I received an email suggesting that I run a “Security Assessment” by using Oracle’s Database Security Assessment Tool. The tool promises to

“analyzes database configurations, users, their entitlements, security policies and identifies where sensitive data resides to uncover security risks and improve the security posture of Oracle Databases within your organization.”

The tool can be downloaded for free from support.oracle.com reference Oracle Database Security Assessment Tool (DBSAT) (Doc ID 2138254.1).

After you, agree, a zip file will be downloaded to your laptop.

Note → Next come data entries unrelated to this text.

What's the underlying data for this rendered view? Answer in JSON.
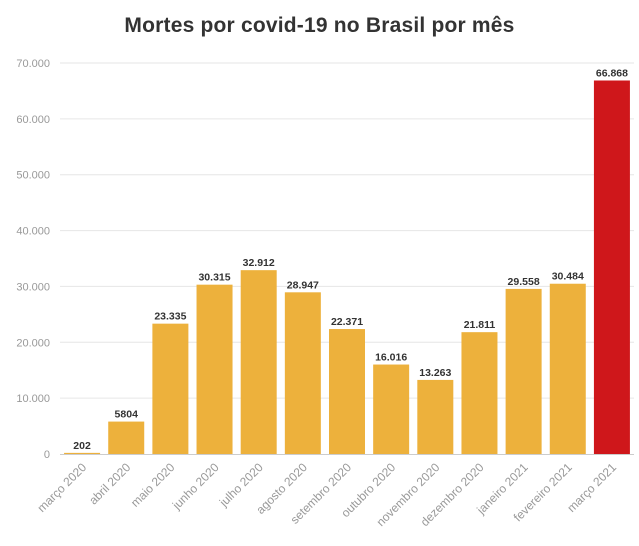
{
  "chart_data": {
    "type": "bar",
    "title": "Mortes por covid-19 no Brasil por mês",
    "xlabel": "",
    "ylabel": "",
    "ylim": [
      0,
      70000
    ],
    "y_ticks": [
      0,
      10000,
      20000,
      30000,
      40000,
      50000,
      60000,
      70000
    ],
    "y_tick_labels": [
      "0",
      "10.000",
      "20.000",
      "30.000",
      "40.000",
      "50.000",
      "60.000",
      "70.000"
    ],
    "categories": [
      "março 2020",
      "abril 2020",
      "maio 2020",
      "junho 2020",
      "julho 2020",
      "agosto 2020",
      "setembro 2020",
      "outubro 2020",
      "novembro 2020",
      "dezembro 2020",
      "janeiro 2021",
      "fevereiro 2021",
      "março 2021"
    ],
    "values": [
      202,
      5804,
      23335,
      30315,
      32912,
      28947,
      22371,
      16016,
      13263,
      21811,
      29558,
      30484,
      66868
    ],
    "data_labels": [
      "202",
      "5804",
      "23.335",
      "30.315",
      "32.912",
      "28.947",
      "22.371",
      "16.016",
      "13.263",
      "21.811",
      "29.558",
      "30.484",
      "66.868"
    ],
    "bar_colors": [
      "#edb13c",
      "#edb13c",
      "#edb13c",
      "#edb13c",
      "#edb13c",
      "#edb13c",
      "#edb13c",
      "#edb13c",
      "#edb13c",
      "#edb13c",
      "#edb13c",
      "#edb13c",
      "#cf171b"
    ],
    "grid": true
  }
}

I choose to unzip the file and then FTP the contents to a directory on my database server. (I suggest creating a separate directory.)

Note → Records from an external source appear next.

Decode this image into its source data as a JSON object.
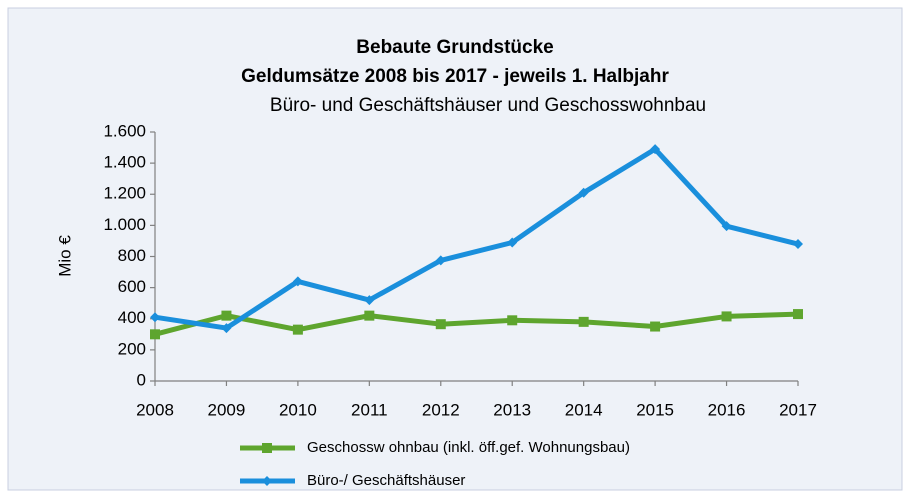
{
  "chart_data": {
    "type": "line",
    "title": "Bebaute Grundstücke",
    "subtitle": "Geldumsätze  2008 bis 2017 - jeweils 1. Halbjahr",
    "subtitle2": "Büro- und  Geschäftshäuser und Geschosswohnbau",
    "ylabel": "Mio €",
    "categories": [
      "2008",
      "2009",
      "2010",
      "2011",
      "2012",
      "2013",
      "2014",
      "2015",
      "2016",
      "2017"
    ],
    "series": [
      {
        "name": "Geschossw ohnbau (inkl. öff.gef. Wohnungsbau)",
        "color": "#5ea52e",
        "marker": "square",
        "values": [
          300,
          420,
          330,
          420,
          365,
          390,
          380,
          350,
          415,
          430
        ]
      },
      {
        "name": "Büro-/ Geschäftshäuser",
        "color": "#1a8fdc",
        "marker": "diamond",
        "values": [
          410,
          340,
          640,
          520,
          775,
          890,
          1210,
          1490,
          995,
          880
        ]
      }
    ],
    "ylim": [
      0,
      1600
    ],
    "yticks": [
      0,
      200,
      400,
      600,
      800,
      {
        "value": 1000,
        "label": "1.000"
      },
      {
        "value": 1200,
        "label": "1.200"
      },
      {
        "value": 1400,
        "label": "1.400"
      },
      {
        "value": 1600,
        "label": "1.600"
      }
    ],
    "grid": false,
    "legend": "bottom"
  }
}
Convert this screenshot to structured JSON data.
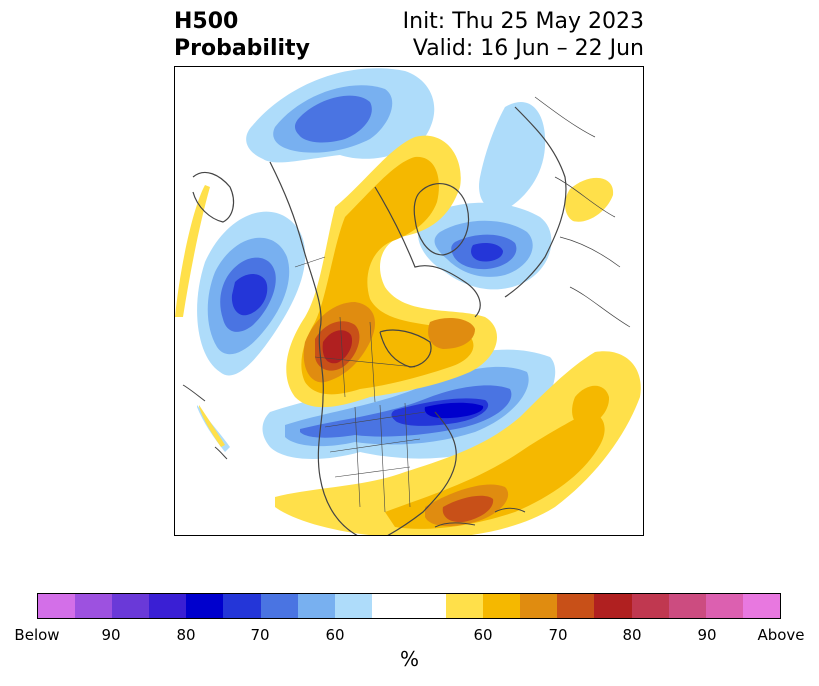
{
  "title": {
    "left_line1": "H500",
    "left_line2": "Probability",
    "right_line1": "Init: Thu 25 May 2023",
    "right_line2": "Valid: 16 Jun – 22 Jun"
  },
  "colorbar": {
    "unit": "%",
    "tick_labels": [
      "Below",
      "90",
      "80",
      "70",
      "60",
      "60",
      "70",
      "80",
      "90",
      "Above"
    ],
    "colors": [
      "#d36fe8",
      "#9d51e0",
      "#6a39d8",
      "#3a1fd4",
      "#0000cd",
      "#2436d8",
      "#4a74e2",
      "#78b0f0",
      "#aedcfa",
      "#ffffff",
      "#ffe04a",
      "#f5b800",
      "#e08c10",
      "#c85018",
      "#b02020",
      "#c03850",
      "#cc4c80",
      "#dc60b0",
      "#e878e0"
    ]
  },
  "map": {
    "projection": "polar-stereographic",
    "field": "H500 probability anomaly",
    "colors": {
      "blue_light": "#aedcfa",
      "blue_mid": "#78b0f0",
      "blue": "#4a74e2",
      "blue_deep": "#2436d8",
      "blue_max": "#0000cd",
      "yellow": "#ffe04a",
      "gold": "#f5b800",
      "orange": "#e08c10",
      "rust": "#c85018",
      "red": "#b02020",
      "coast": "#444444"
    }
  }
}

The contents of the directory will be:

[snoopy_test-TSTRAC2] ls -l
total 352
-rw-r--r-- 1 oracle dba  12433 Mar 15 18:11 dbsat
-rw-r--r-- 1 oracle dba  12579 Mar 15 18:11 dbsat.bat
drwxr-xr-x 5 oracle dba     40 Mar 15 18:15 Discover
-rw-r--r-- 1 oracle dba  28216 Mar 15 18:11 sat_analysis.py
-rw-r--r-- 1 oracle dba  43181 Mar 15 18:11 sat_collector.sql
-rw-r--r-- 1 oracle dba 247465 Mar 15 18:11 sat_reporter.py
drwxr-xr-x 2 oracle dba   4096 Mar 15 18:15 xlsxwriter

chmod the files to add execute permissions.

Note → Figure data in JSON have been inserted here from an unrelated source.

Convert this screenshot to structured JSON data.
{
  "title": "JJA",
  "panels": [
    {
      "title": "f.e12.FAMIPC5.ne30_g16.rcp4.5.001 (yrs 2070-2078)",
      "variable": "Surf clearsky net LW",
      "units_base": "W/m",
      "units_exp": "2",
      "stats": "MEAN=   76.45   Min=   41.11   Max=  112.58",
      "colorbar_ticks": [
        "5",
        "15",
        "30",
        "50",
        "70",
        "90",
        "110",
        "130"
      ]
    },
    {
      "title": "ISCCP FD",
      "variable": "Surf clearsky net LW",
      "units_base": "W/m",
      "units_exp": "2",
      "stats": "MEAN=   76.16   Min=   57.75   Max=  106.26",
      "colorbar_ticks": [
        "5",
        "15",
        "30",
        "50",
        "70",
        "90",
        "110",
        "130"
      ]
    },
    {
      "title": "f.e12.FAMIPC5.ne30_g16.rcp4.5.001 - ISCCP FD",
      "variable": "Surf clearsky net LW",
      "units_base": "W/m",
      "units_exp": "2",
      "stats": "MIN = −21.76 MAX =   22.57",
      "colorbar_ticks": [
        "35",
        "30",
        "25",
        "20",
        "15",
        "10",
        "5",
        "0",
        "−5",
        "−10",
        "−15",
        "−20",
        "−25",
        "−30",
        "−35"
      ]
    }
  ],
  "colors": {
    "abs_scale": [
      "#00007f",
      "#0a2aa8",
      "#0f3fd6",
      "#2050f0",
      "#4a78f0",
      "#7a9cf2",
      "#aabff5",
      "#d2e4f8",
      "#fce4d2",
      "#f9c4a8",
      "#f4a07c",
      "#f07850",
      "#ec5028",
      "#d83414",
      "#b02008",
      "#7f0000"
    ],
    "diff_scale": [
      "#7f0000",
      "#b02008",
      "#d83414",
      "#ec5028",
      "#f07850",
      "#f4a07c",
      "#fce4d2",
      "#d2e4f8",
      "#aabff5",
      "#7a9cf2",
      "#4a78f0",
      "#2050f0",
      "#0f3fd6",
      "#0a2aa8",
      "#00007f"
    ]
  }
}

The tool has 3 components:
Collector collects data on the system being assessed
Reporter analyzes the above output
Discoverer generates the Database Sensitive Data Assessment Report

Running the Collector
Run the collector with the below command. In my example, I ran this as sysdba with my ORACLE_HOME set to the RAC instance that I intended to execute the DBSAT tool:

./dbsat collect -n "/ as sysdba" /TSTRAC2/dean/dbsat/dbsat_collect
                 |               |                   | 
No encryption ---+               |                   |
                                 |                   | 
location for the output ---------+                   |
                                                     |
name of report file ---------------------------------+

The output will be written to a file named dbsat_collect.json

Running the Reporter
The reporter needs Python version 2.6 or later. This can be verified with

[snoopy_test-TSTRAC2] python -V
Python 2.7.5

Run the report with the below command:

./dbsat report -a -n /TSTRAC2/dean/dbsat/dbsat_collect
 
Note: 
a. Paste the above command into notepad. I used word to write this blog entry and word sometimes replaces the “-“ to a non-unix compatible character.
b. The file name from the Collector is specified without the extension

The below files will be generated:
dbsat_collect_report.txt
dbsat_collect_report.html
dbsat_collect_report.xlsx

The html file is probably the nicest format to review and will contain a large amount of information classified by level of risk.

Using the Discoverer
To run this part of the tool, you have to set up the

/TSTRAC2/dean/dbsat/Discover/conf/sample_dbsat.config
 
File which contains the information on the database connection and the location of the
 
sensitive_en.ini
 
file which contains the patterns that will be used to query database column names, column comments etc. These patterns are specified as regex and logical operators as documented in Section 1.4.3.1.2 Pattern File Configuration of the Database Security Assessment Tool User Guide.

Based on the parameters specified in the config files, the tool will then scan the database looking for column, comments etc. that match the patterns specified.